Can you give any suggestion? What should I do?
In my case, the best val loss is 0.00312 (32971 plate number images in my dateset), maybe you can train the model with more images.
Nice work, which tensorflow version do you use??
Good morning! We are training our OCR for License plate characters on your notebook. Results on valid data are about 80%, on test data results are much lower – about 30-40%. Could you advice on this problem, please. We have no idea how to improve our model. Thank you!

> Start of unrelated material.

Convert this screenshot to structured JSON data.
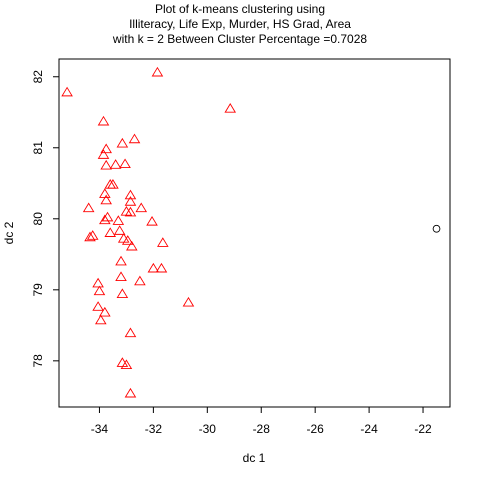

ValueError: Error when checking input: expected input_4 to have 4 dimensions, but got array with shape (3, 1) #16
ValueError Traceback (most recent call last)
in ()
1 batch_size = 256
2 epochs = 1
—-> 3 model.fit(x=[training_img, train_padded_txt, train_input_length, train_label_length], y=np.zeros(len(training_img)), batch_size=batch_size, epochs = epochs, validation_data = ([valid_img, valid_padded_txt, valid_input_length, valid_label_length], [np.zeros(len(valid_img))]), verbose = 1, callbacks = callbacks_list)
2 frames
/usr/local/lib/python3.6/dist-packages/keras/engine/training_utils.py in standardize_input_data(data, names, shapes, check_batch_axis, exception_prefix)
133 ‘: expected ‘ + names[i] + ‘ to have ‘ +
134 str(len(shape)) + ‘ dimensions, but got array ‘
–> 135 ‘with shape ‘ + str(data_shape))
136 if not check_batch_axis:
137 data_shape = data_shape[1:]
Any reason why this error is occurring and how to solve it?
Hey does this model will work on handwritten letters?